E' in corso la caccia ai renitenti alla leva in Ucraina
ALBERT - BOLLETTINO QUOTIDIANO PACIFISTA
Albert: la voce della ragione in tempi di guerra
Ucraina, i renitenti alla leva
Mentre la guerra in Ucraina si intensifica, cresce bisogno di nuove reclute. La caccia ai renitenti alla leva sta diventando una realtà sempre più drammatica. In queste ultime settimane, le autorità militari ucraine hanno intensificato i controlli nelle città del Paese, prendendo di mira bar, ristoranti e persino sale da concerto nella capitale Kiev e in altre città come Kharkiv e Dnipro. Gli ufficiali dell’esercito, secondo quanto riportato dai media locali, hanno fatto irruzione nei locali alla ricerca di uomini non registrati per il servizio militare. Questo non è più un caso isolato, ma una pratica sempre più comune per arruolare nuove leve.
Sabato scorso, il Palazzo dello Sport di Kiev è stato teatro di una scena che ha lasciato sconcertati molti presenti: gli agenti hanno intercettato i giovani all’uscita di un concerto, chiedendo loro i documenti e trattenendo coloro che non erano in regola con la leva militare. Alcuni video circolati sui media locali mostrano agenti trattenere con la forza i giovani che cercavano di sottrarsi ai controlli. Scene simili sono state riportate anche in un centro commerciale e in un popolare ristorante della capitale, segno che nessun luogo è ormai immune da questi raid dei reclutatori militari.
La legge ucraina impone agli uomini tra i 18 e i 60 anni di rimanere nel Paese e di essere disponibili per la chiamata alle armi. Gli uomini tra i 25 e i 60 anni possono essere arruolati in qualsiasi momento, mentre una nuova legge, entrata in vigore questa primavera, obbliga gli idonei a inserire le proprie informazioni in un sistema online, pena sanzioni. Di fronte a questa realtà, sempre più giovani cercano di evitare la leva, temendo di essere mandati in prima linea in una guerra che sembra non avere fine.
La mobilitazione forzata non è nuova nelle guerre, ma ciò che colpisce in questa situazione è il clima di paura e tensione che si sta diffondendo tra la popolazione civile.
Mentre i leader ucraini e occidentali continuano a presentare la guerra come una battaglia per la libertà e la sovranità, sul terreno si vive una realtà ben diversa. Gli uomini che cercano di sfuggire alla leva non sono traditori o vigliacchi, come spesso vengono etichettati, ma persone che vedono la guerra come una minaccia diretta alla loro vita e al loro futuro.
Molti di questi giovani sono costretti a scegliere tra la guerra e la fuga.
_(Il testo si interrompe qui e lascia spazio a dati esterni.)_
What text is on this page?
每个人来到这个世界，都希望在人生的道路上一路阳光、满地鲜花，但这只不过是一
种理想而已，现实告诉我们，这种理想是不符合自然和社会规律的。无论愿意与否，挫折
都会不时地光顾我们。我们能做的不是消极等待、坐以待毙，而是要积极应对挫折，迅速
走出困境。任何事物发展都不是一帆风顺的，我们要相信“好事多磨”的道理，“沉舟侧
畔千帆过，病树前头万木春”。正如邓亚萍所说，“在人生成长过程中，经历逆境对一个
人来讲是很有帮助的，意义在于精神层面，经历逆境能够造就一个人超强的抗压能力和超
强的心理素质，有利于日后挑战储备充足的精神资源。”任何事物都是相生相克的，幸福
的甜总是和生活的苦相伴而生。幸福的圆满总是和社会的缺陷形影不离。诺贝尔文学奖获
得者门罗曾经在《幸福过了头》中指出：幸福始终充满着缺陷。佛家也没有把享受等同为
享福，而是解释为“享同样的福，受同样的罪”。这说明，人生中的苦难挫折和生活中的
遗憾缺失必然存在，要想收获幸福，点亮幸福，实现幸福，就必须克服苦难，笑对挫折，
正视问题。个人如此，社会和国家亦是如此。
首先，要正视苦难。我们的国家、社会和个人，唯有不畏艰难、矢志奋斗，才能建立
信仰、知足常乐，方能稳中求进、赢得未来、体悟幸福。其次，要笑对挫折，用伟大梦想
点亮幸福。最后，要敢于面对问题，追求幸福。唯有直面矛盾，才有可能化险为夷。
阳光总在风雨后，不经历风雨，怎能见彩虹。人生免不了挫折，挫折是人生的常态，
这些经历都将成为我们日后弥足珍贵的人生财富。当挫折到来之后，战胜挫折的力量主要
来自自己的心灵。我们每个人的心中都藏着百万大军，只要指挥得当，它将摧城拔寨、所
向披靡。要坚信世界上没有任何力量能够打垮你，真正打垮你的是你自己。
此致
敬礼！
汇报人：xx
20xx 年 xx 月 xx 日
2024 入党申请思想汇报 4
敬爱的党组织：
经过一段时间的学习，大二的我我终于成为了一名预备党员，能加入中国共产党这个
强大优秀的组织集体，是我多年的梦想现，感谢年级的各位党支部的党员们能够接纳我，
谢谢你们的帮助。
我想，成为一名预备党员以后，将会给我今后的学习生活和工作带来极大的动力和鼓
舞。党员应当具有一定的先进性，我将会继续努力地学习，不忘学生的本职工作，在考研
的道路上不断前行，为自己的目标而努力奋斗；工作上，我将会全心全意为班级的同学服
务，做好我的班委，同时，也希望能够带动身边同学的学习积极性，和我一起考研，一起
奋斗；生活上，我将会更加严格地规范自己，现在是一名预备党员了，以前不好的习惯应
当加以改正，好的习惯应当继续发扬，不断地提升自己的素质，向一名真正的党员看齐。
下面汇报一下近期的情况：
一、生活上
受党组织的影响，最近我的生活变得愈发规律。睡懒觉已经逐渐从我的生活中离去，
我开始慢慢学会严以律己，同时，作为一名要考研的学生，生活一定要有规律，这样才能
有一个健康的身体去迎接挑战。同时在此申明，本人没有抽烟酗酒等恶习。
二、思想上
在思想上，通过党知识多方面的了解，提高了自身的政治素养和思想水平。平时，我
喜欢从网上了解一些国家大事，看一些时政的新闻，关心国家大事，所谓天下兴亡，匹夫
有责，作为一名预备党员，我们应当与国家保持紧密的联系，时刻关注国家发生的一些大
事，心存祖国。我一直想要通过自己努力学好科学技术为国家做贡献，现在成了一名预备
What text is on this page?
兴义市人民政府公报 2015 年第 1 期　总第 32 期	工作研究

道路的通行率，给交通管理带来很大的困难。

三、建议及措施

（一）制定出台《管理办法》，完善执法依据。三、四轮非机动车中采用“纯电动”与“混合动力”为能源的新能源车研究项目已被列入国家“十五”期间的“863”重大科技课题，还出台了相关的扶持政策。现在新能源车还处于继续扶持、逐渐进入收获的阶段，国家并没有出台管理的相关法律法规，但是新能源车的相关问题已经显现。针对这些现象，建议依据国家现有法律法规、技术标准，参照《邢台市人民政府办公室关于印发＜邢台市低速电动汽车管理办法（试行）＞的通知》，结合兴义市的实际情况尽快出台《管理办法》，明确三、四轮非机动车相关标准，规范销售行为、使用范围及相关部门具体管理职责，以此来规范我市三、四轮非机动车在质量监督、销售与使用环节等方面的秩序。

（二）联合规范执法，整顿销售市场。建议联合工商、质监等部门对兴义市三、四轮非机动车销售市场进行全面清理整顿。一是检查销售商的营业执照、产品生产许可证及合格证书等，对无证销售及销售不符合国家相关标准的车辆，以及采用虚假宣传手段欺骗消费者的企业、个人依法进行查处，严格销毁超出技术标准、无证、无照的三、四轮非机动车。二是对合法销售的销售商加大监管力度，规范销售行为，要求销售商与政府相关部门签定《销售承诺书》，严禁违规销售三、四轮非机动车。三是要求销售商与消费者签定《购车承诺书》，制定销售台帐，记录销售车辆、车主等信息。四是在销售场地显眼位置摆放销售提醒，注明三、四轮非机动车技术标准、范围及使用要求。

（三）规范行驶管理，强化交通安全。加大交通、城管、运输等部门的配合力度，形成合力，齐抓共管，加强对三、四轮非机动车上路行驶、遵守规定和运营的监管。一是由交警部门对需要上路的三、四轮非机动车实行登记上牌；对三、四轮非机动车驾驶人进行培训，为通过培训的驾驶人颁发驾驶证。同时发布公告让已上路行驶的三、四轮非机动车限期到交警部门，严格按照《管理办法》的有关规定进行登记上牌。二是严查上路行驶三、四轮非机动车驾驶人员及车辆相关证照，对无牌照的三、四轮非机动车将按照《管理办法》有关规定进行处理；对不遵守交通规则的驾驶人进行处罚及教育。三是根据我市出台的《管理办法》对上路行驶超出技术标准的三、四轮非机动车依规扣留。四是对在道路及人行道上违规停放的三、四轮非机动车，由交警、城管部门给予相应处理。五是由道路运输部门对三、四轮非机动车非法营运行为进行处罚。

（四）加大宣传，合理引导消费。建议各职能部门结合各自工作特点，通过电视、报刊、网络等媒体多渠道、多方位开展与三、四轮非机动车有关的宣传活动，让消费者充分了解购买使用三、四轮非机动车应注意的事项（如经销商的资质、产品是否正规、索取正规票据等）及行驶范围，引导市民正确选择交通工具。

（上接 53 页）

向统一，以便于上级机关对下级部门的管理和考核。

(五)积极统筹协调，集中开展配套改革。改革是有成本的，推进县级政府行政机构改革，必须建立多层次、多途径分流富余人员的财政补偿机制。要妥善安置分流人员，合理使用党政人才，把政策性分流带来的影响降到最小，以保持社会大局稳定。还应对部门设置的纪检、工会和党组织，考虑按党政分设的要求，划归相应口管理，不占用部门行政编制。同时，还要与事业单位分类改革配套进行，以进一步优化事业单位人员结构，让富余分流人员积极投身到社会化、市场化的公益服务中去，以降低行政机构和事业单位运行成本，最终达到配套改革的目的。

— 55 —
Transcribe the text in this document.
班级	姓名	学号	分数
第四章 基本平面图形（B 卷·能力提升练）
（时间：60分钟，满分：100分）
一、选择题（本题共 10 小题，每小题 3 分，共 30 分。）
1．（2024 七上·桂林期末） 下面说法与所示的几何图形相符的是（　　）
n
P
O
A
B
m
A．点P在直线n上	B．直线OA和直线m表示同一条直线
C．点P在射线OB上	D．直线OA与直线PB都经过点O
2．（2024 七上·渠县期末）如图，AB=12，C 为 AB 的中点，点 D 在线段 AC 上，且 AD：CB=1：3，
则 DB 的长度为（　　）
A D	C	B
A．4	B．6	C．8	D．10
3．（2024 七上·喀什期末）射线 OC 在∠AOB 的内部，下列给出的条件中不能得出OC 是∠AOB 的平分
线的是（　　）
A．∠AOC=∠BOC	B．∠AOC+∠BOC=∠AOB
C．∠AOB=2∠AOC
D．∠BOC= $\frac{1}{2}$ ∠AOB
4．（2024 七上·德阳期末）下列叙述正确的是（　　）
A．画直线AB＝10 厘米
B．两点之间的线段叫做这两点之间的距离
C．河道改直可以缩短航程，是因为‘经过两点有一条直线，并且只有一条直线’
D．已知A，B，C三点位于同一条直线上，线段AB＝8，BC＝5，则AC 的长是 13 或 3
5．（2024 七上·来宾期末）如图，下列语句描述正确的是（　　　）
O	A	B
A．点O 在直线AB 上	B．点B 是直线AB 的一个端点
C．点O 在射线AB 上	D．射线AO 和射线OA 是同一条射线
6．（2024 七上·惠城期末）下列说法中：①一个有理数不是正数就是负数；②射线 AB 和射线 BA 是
Il governo ucraino giustifica questi raid come una necessità per difendere il Paese dall’invasione russa. Ma a quale prezzo? Queste pratiche sembrano alimentare ulteriormente la frattura tra lo Stato e una parte sempre più grande della popolazione, esasperata dalla guerra e dalla mancanza di prospettive di pace.
Questi raid a caccia di renitenti alla leva sono l’ennesima dimostrazione che stiamo mandando armi non per salvare le persone ma per arruolarle. Spesso contro la loro volontà.